This is an archived article that was published on sltrib.com in 2014, and information in the article may be outdated. It is provided only for personal research purposes and may not be reprinted.

It's called "slut shaming." It is an appropriately nasty term for a particularly disgraceful behavior that is all too common in our society. It's the act of going out of one's way to demean or insult a person — usually a young woman — for the sin of doing no more than showing off their natural beauty.

Public school administrators who cannot abstain from the practice should find another line of work.

The most recent example took place over the weekend at Bingham High School's annual homecoming dance. The skin police — aka Principal Chris Richards-Khong — turned away maybe two dozen students. Some were boys who had dared to wear jeans instead of slacks, but most were young women whose party dresses were judged to be showing too much.

The students had been warned that their dresses should not dip below the top of the armpit. But at least a few of the frocks had been worn the year before and passed muster.

Photos provided by some of the students show dresses that revealed very little, at least in front, though they may have dipped a bit in the back. In other words, normal American party dresses.

Some of the young women turned away donned sweaters or borrowed their date's vest. Others were rightly offended and chose to depart rather than subject themselves to such abuse of authority.

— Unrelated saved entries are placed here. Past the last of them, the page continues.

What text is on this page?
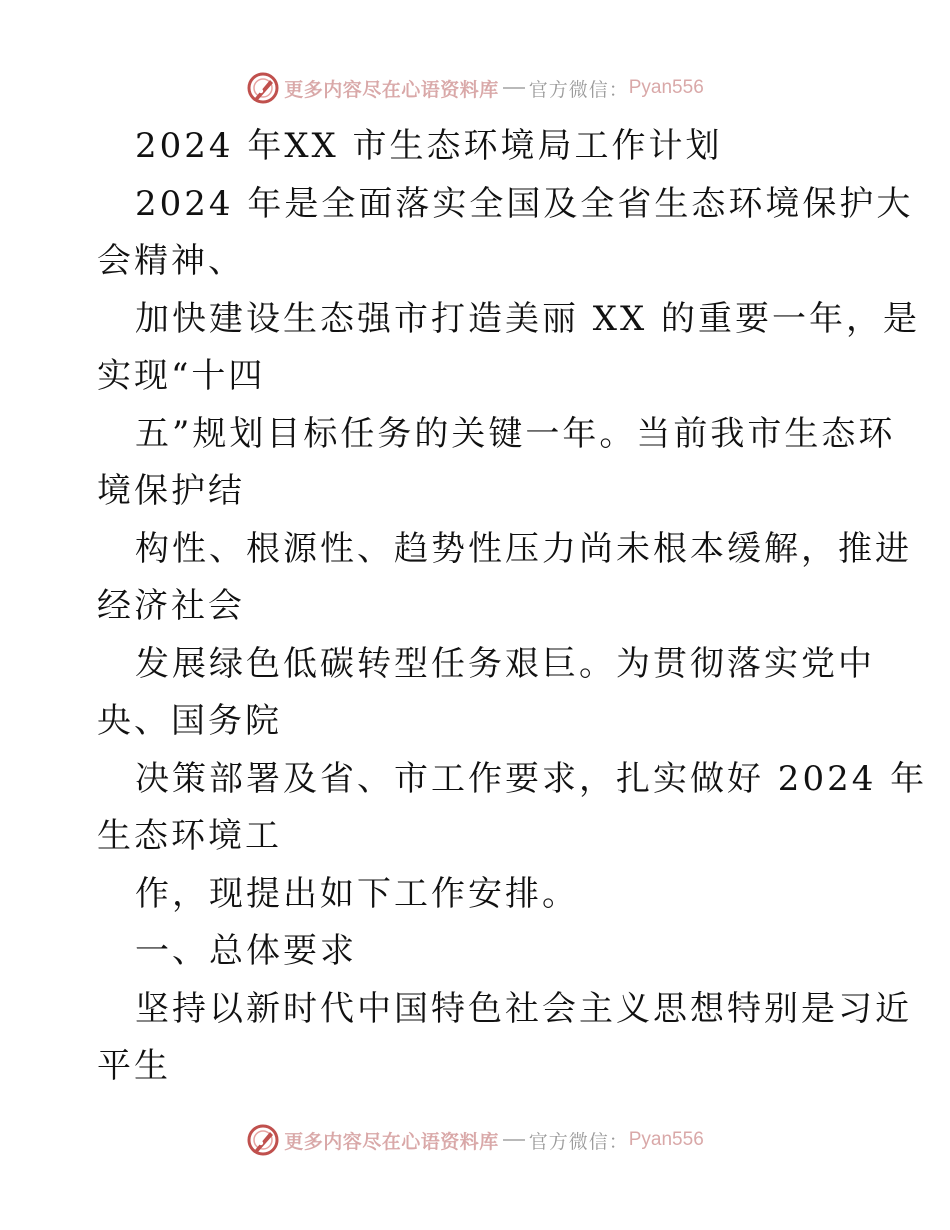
更多内容尽在心语资料库 官方微信： Pyan556
2024 年XX 市生态环境局工作计划
2024 年是全面落实全国及全省生态环境保护大
会精神、
加快建设生态强市打造美丽 XX 的重要一年，是
实现“十四
五”规划目标任务的关键一年。当前我市生态环
境保护结
构性、根源性、趋势性压力尚未根本缓解，推进
经济社会
发展绿色低碳转型任务艰巨。为贯彻落实党中
央、国务院
决策部署及省、市工作要求，扎实做好 2024 年
生态环境工
作，现提出如下工作安排。
一、总体要求
坚持以新时代中国特色社会主义思想特别是习近
平生
更多内容尽在心语资料库 官方微信： Pyan556
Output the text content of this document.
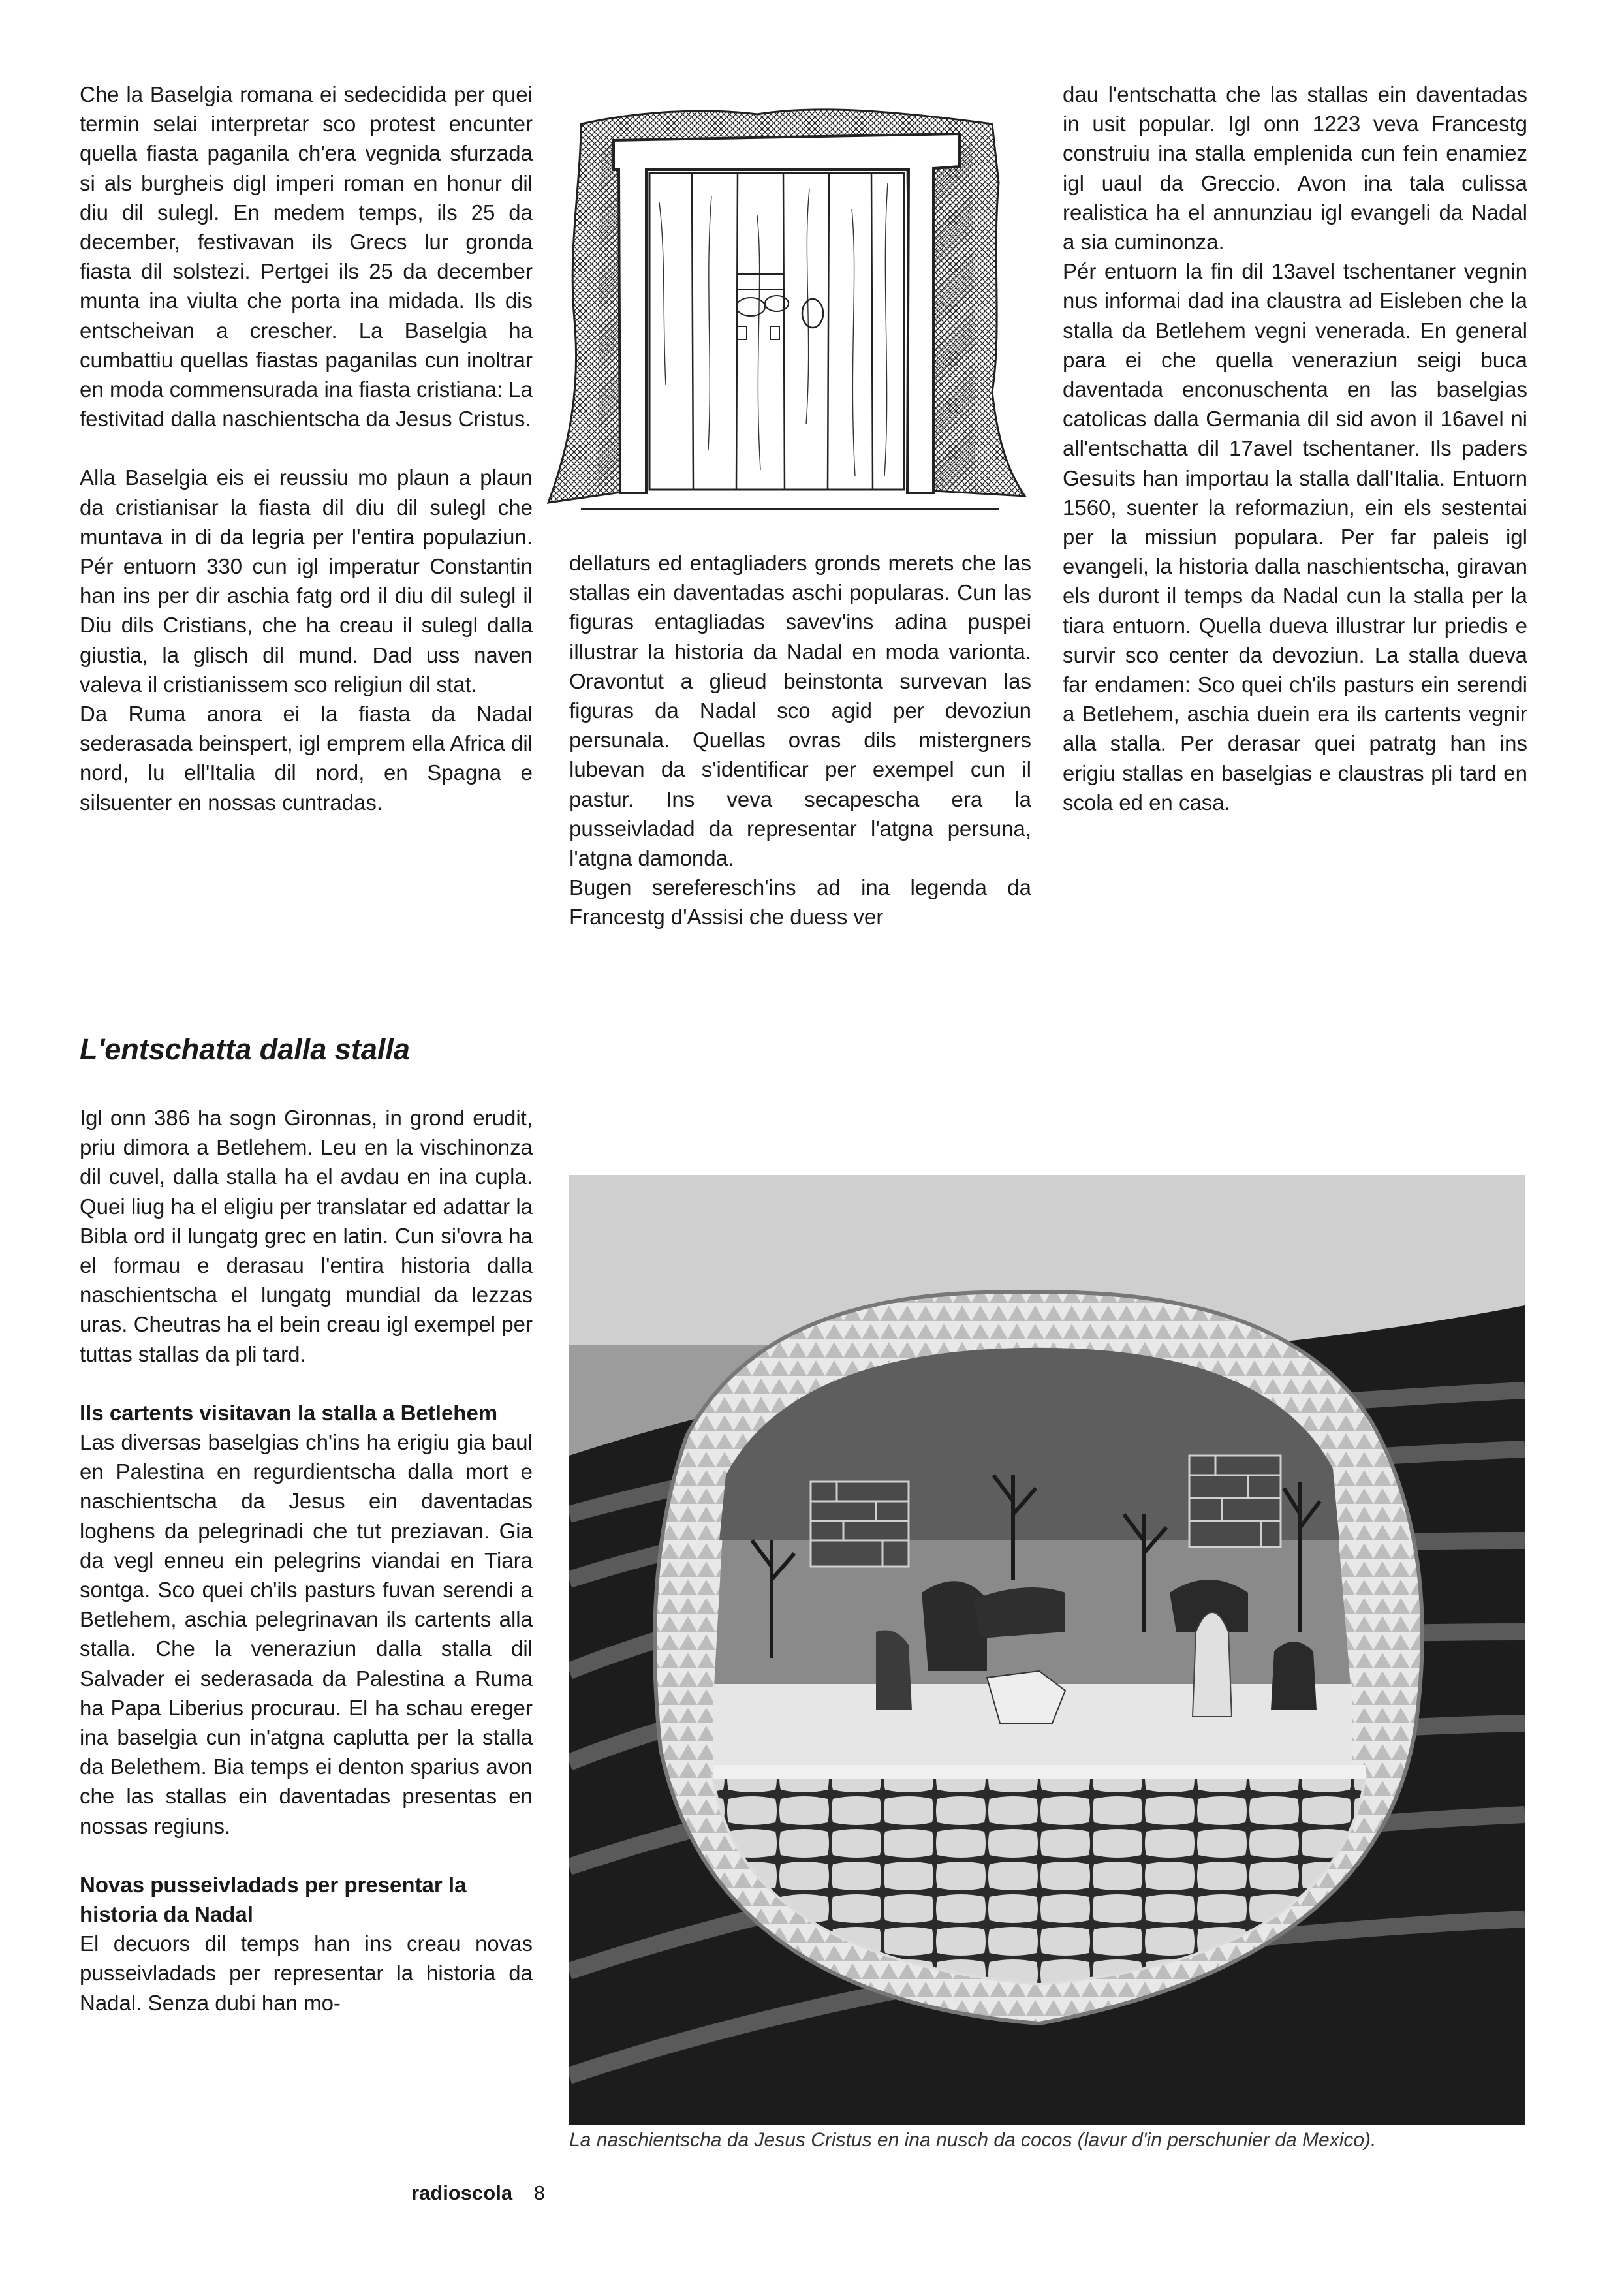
Che la Baselgia romana ei sedecidida per quei termin selai interpretar sco protest encunter quella fiasta paganila ch'era vegnida sfurzada si als burgheis digl imperi roman en honur dil diu dil sulegl. En medem temps, ils 25 da december, festivavan ils Grecs lur gronda fiasta dil solstezi. Pertgei ils 25 da december munta ina viulta che porta ina midada. Ils dis entscheivan a crescher. La Baselgia ha cumbattiu quellas fiastas paganilas cun inoltrar en moda commensurada ina fiasta cristiana: La festivitad dalla naschientscha da Jesus Cristus.

Alla Baselgia eis ei reussiu mo plaun a plaun da cristianisar la fiasta dil diu dil sulegl che muntava in di da legria per l'entira populaziun. Pér entuorn 330 cun igl imperatur Constantin han ins per dir aschia fatg ord il diu dil sulegl il Diu dils Cristians, che ha creau il sulegl dalla giustia, la glisch dil mund. Dad uss naven valeva il cristianissem sco religiun dil stat.

Da Ruma anora ei la fiasta da Nadal sederasada beinspert, igl emprem ella Africa dil nord, lu ell'Italia dil nord, en Spagna e silsuenter en nossas cuntradas.

dellaturs ed entagliaders gronds merets che las stallas ein daventadas aschi popularas. Cun las figuras entagliadas savev'ins adina puspei illustrar la historia da Nadal en moda varionta. Oravontut a glieud beinstonta survevan las figuras da Nadal sco agid per devoziun persunala. Quellas ovras dils mistergners lubevan da s'identificar per exempel cun il pastur. Ins veva secapescha era la pusseivladad da representar l'atgna persuna, l'atgna damonda.

Bugen sereferesch'ins ad ina legenda da Francestg d'Assisi che duess ver

dau l'entschatta che las stallas ein daventadas in usit popular. Igl onn 1223 veva Francestg construiu ina stalla emplenida cun fein enamiez igl uaul da Greccio. Avon ina tala culissa realistica ha el annunziau igl evangeli da Nadal a sia cuminonza.

Pér entuorn la fin dil 13avel tschentaner vegnin nus informai dad ina claustra ad Eisleben che la stalla da Betlehem vegni venerada. En general para ei che quella veneraziun seigi buca daventada enconuschenta en las baselgias catolicas dalla Germania dil sid avon il 16avel ni all'entschatta dil 17avel tschentaner. Ils paders Gesuits han importau la stalla dall'Italia. Entuorn 1560, suenter la reformaziun, ein els sestentai per la missiun populara. Per far paleis igl evangeli, la historia dalla naschientscha, giravan els duront il temps da Nadal cun la stalla per la tiara entuorn. Quella dueva illustrar lur priedis e survir sco center da devoziun. La stalla dueva far endamen: Sco quei ch'ils pasturs ein serendi a Betlehem, aschia duein era ils cartents vegnir alla stalla. Per derasar quei patratg han ins erigiu stallas en baselgias e claustras pli tard en scola ed en casa.

L'entschatta dalla stalla

Igl onn 386 ha sogn Gironnas, in grond erudit, priu dimora a Betlehem. Leu en la vischinonza dil cuvel, dalla stalla ha el avdau en ina cupla. Quei liug ha el eligiu per translatar ed adattar la Bibla ord il lungatg grec en latin. Cun si'ovra ha el formau e derasau l'entira historia dalla naschientscha el lungatg mundial da lezzas uras. Cheutras ha el bein creau igl exempel per tuttas stallas da pli tard.

Ils cartents visitavan la stalla a Betlehem

Las diversas baselgias ch'ins ha erigiu gia baul en Palestina en regurdientscha dalla mort e naschientscha da Jesus ein daventadas loghens da pelegrinadi che tut preziavan. Gia da vegl enneu ein pelegrins viandai en Tiara sontga. Sco quei ch'ils pasturs fuvan serendi a Betlehem, aschia pelegrinavan ils cartents alla stalla. Che la veneraziun dalla stalla dil Salvader ei sederasada da Palestina a Ruma ha Papa Liberius procurau. El ha schau ereger ina baselgia cun in'atgna caplutta per la stalla da Belethem. Bia temps ei denton sparius avon che las stallas ein daventadas presentas en nossas regiuns.

Novas pusseivladads per presentar la historia da Nadal

El decuors dil temps han ins creau novas pusseivladads per representar la historia da Nadal. Senza dubi han mo-

La naschientscha da Jesus Cristus en ina nusch da cocos (lavur d'in perschunier da Mexico).
radioscola 8
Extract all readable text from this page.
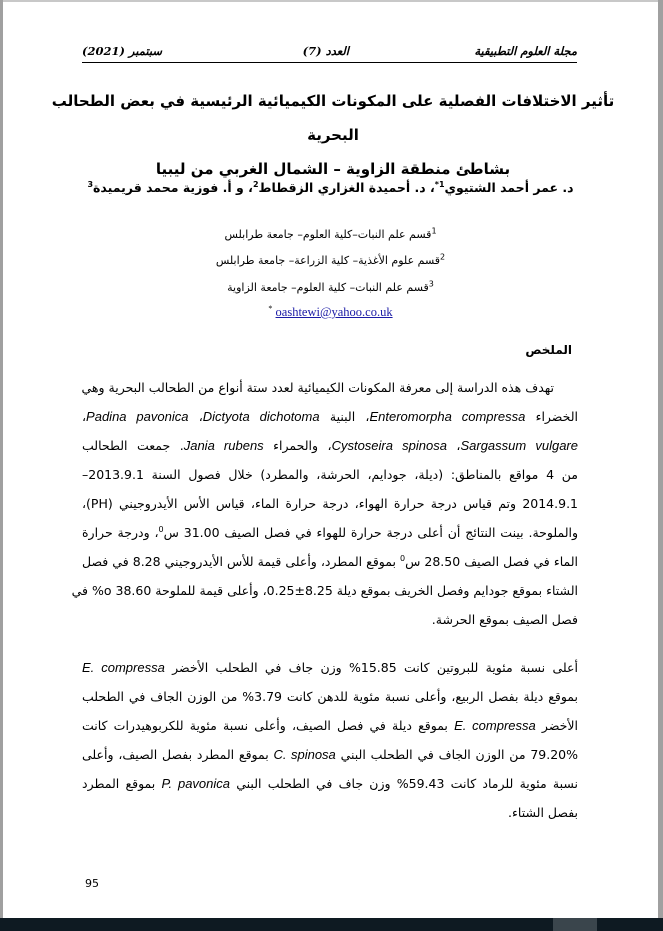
مجلة العلوم التطبيقية
العدد (7)
سبتمبر (2021)
تأثير الاختلافات الفصلية على المكونات الكيميائية الرئيسية في بعض الطحالب البحرية
بشاطئ منطقة الزاوية – الشمال الغربي من ليبيا
د. عمر أحمد الشتيوي$^{1*}$، د. أحميدة الغزاري الزقطاط$^2$، و أ. فوزية محمد قريميدة$^3$
$^1$قسم علم النبات–كلية العلوم– جامعة طرابلس
$^2$قسم علوم الأغذية– كلية الزراعة– جامعة طرابلس
$^3$قسم علم النبات– كلية العلوم– جامعة الزاوية
* oashtewi@yahoo.co.uk
الملخص
تهدف هذه الدراسة إلى معرفة المكونات الكيميائية لعدد ستة أنواع من الطحالب البحرية وهي
الخضراء Enteromorpha compressa، البنية Dictyota dichotoma، Padina pavonica،
Sargassum vulgare، Cystoseira spinosa، والحمراء Jania rubens. جمعت الطحالب
من 4 مواقع بالمناطق: (ديلة، جودايم، الحرشة، والمطرد) خلال فصول السنة 2013.9.1–
2014.9.1 وتم قياس درجة حرارة الهواء، درجة حرارة الماء، قياس الأس الأيدروجيني (PH)،
والملوحة. بينت النتائج أن أعلى درجة حرارة للهواء في فصل الصيف 31.00 س$^0$، ودرجة حرارة
الماء في فصل الصيف 28.50 س$^0$ بموقع المطرد، وأعلى قيمة للأس الأيدروجيني 8.28 في فصل
الشتاء بموقع جودايم وفصل الخريف بموقع ديلة 8.25±0.25، وأعلى قيمة للملوحة 38.60 o% في
فصل الصيف بموقع الحرشة.
أعلى نسبة مئوية للبروتين كانت 15.85% وزن جاف في الطحلب الأخضر E. compressa
بموقع ديلة بفصل الربيع، وأعلى نسبة مئوية للدهن كانت 3.79% من الوزن الجاف في الطحلب
الأخضر E. compressa بموقع ديلة في فصل الصيف، وأعلى نسبة مئوية للكربوهيدرات كانت
79.20% من الوزن الجاف في الطحلب البني C. spinosa بموقع المطرد بفصل الصيف، وأعلى
نسبة مئوية للرماد كانت 59.43% وزن جاف في الطحلب البني P. pavonica بموقع المطرد
بفصل الشتاء.
95
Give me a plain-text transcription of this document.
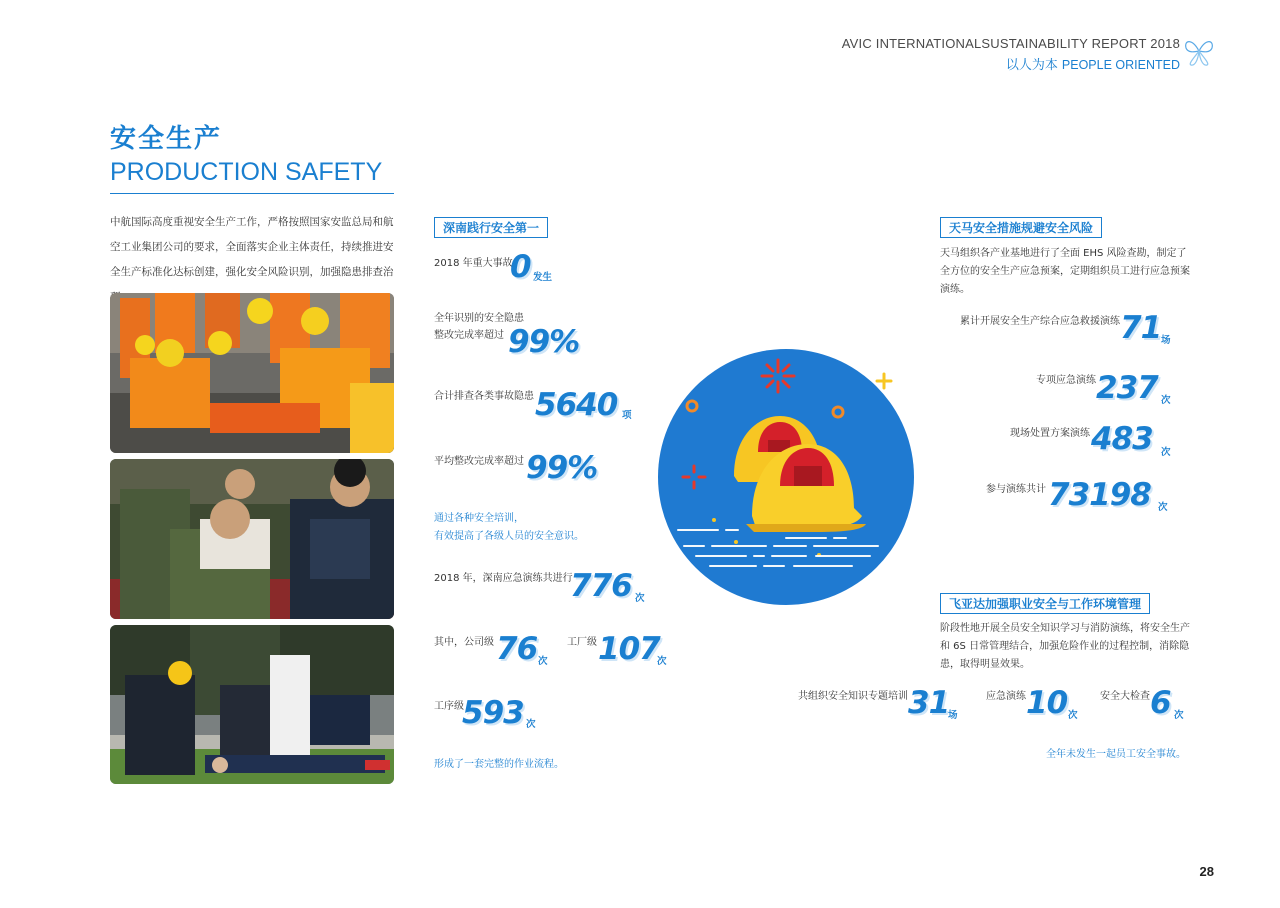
AVIC INTERNATIONALSUSTAINABILITY REPORT 2018
以人为本 PEOPLE ORIENTED
安全生产
PRODUCTION SAFETY
中航国际高度重视安全生产工作，严格按照国家安监总局和航空工业集团公司的要求，全面落实企业主体责任，持续推进安全生产标准化达标创建，强化安全风险识别，加强隐患排查治
深南践行安全第一
2018 年重大事故
0 发生
全年识别的安全隐患
整改完成率超过 99%
合计排查各类事故隐患 5640 项
平均整改完成率超过 99%
通过各种安全培训，
有效提高了各级人员的安全意识。
2018 年，深南应急演练共进行
776 次
其中，公司级 76 次
工厂级 107
次
工序级
593 次
形成了一套完整的作业流程。
天马安全措施规避安全风险
天马组织各产业基地进行了全面 EHS 风险查勘，制定了全方位的安全生产应急预案，定期组织员工进行应急预案演练。
累计开展安全生产综合应急救援演练 71 场
专项应急演练 237 次
现场处置方案演练 483 次
参与演练共计 73198 次
飞亚达加强职业安全与工作环境管理
阶段性地开展全员安全知识学习与消防演练，将安全生产和 6S 日常管理结合，加强危险作业的过程控制，消除隐患，取得明显效果。
共组织安全知识专题培训 31
场
应急演练 10 次
安全大检查 6 次
全年未发生一起员工安全事故。
28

The students' righteous indignation — coupled, no doubt, with a bit of normal teenage rebelliousness — led to a demonstration at school Monday where some 80 students walked out.

The honored tradition of American civil disobedience requires that the students who walked out accept what should be the normal consequences for a single unexcused absence. But that doesn't mean that the students were wrong to register their objection to seeing a handful of their classmates treated as pieces of overexposed meat, which is what the principal was doing by ruling that the normal appearance of healthy young women engaging in normal preening behavior was in any way out of bounds.

The message sent by the principal's action is that the young women in question were wrong to appear as they did. That they were taunting or teasing or "asking for it."

These are the kinds of thoughts that push young women to feel totally unjustified shame over their very selves, even as they push young — and not so young — men to see displays of female beauty as lascivious invitations to misbehavior.

The principal in this case was wrong. She should publicly apologize for her serious error of judgment. If she doesn't, the district superintendent or school board should do it for her.